Cancer : 60% des malades subissent des pertes de revenus

Cancer : 60% des malades subissent des pertes de revenus

DirectLCI
MALADIE - Réduction du temps de travail, frais médicaux, assistance… la Semaine nationale de lutte contre le cancer nous rappelle que cette maladie est aussi un combat social car les patients doivent faire face à une chute de revenu importante qui les oblige à réduire considérablement leurs dépenses quotidiennes.

À l'annonce d'un cancer, il n'y a pas que l'épreuve physique et morale que l'on doit affronter. Les conséquences financières sont également à prendre en compte. C'est sur cet aspect moins connu de la maladie qu'a voulu mettre l'accent  la Ligue contre le cancer , à l'occasion d'une semaine nationale de sensibilisation. Les résultats de son enquête révèlent ainsi que 60% des malades subissent une perte de revenus entre 4 000 et 14 000 € sur 18 mois. Dans 44 % des cas, cette situation met leur foyer en péril économiquement.
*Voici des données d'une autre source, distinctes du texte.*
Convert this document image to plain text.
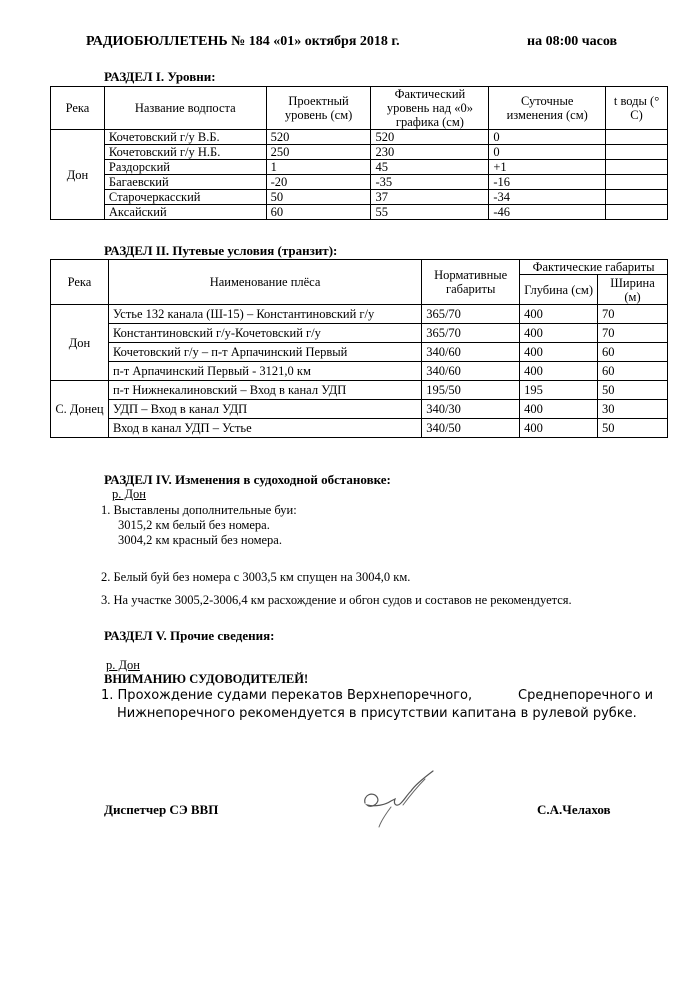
РАДИОБЮЛЛЕТЕНЬ № 184 «01» октября 2018 г.	на 08:00 часов
РАЗДЕЛ I. Уровни:
Река	Название водпоста	Проектный уровень (см)	Фактический уровень над «0» графика (см)	Суточные изменения (см)	t воды (° С)
Дон	Кочетовский г/у В.Б.	520	520	0	
	Кочетовский г/у Н.Б.	250	230	0	
	Раздорский	1	45	+1	
	Багаевский	-20	-35	-16	
	Старочеркасский	50	37	-34	
	Аксайский	60	55	-46	
РАЗДЕЛ II. Путевые условия (транзит):
Река	Наименование плёса	Нормативные габариты	Фактические габариты	
			Глубина (см)	Ширина (м)
Дон	Устье 132 канала (Ш-15) – Константиновский г/у	365/70	400	70
	Константиновский г/у-Кочетовский г/у	365/70	400	70
	Кочетовский г/у – п-т Арпачинский Первый	340/60	400	60
	п-т Арпачинский Первый - 3121,0 км	340/60	400	60
С. Донец	п-т Нижнекалиновский – Вход в канал УДП	195/50	195	50
	УДП – Вход в канал УДП	340/30	400	30
	Вход в канал УДП – Устье	340/50	400	50
РАЗДЕЛ IV. Изменения в судоходной обстановке:
р. Дон
1. Выставлены дополнительные буи:
3015,2 км белый без номера.
3004,2 км красный без номера.
2. Белый буй без номера с 3003,5 км спущен на 3004,0 км.
3. На участке 3005,2-3006,4 км расхождение и обгон судов и составов не рекомендуется.
РАЗДЕЛ V. Прочие сведения:
р. Дон
ВНИМАНИЮ СУДОВОДИТЕЛЕЙ!
1. Прохождение судами перекатов Верхнепоречного,	Среднепоречного и
Нижнепоречного рекомендуется в присутствии капитана в рулевой рубке.
Диспетчер СЭ ВВП	С.А.Челахов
Pour Jessica Zucman-Rossi, médecin et chercheuse à l'institut national de la santé et de la recherche médicale (Inserm), ce changement difficile à vivre peut aboutir à une véritable précarité. "Au début les malades sont préoccupés par la gravité de leur cas. Mais l'aspect financier prend rapidement le dessus et arrive même en premier plan une fois le traitement terminé. On leur propose des entretiens avec des assistantes sociales mais ce sujet reste encore tabou en France", explique-t-elle.

Trop de frais à titre personnel

Le statut d’Affection Longue Durée (ALD) attribué au cancer qui promet une prise en charge à 100 % n’exonère pas les patients d'autres dépenses auxquelles ils devront se soumettre : les prestations annexes (kinésithérapie, perruque, prothèses mammaires, accompagnement psychologique, massages, etc.) sans oublier les frais de transport pour aller suivre un traitement, les dépassements d’honoraires pratiqués par certains médecins et les frais de chambre en cas d’hospitalisation.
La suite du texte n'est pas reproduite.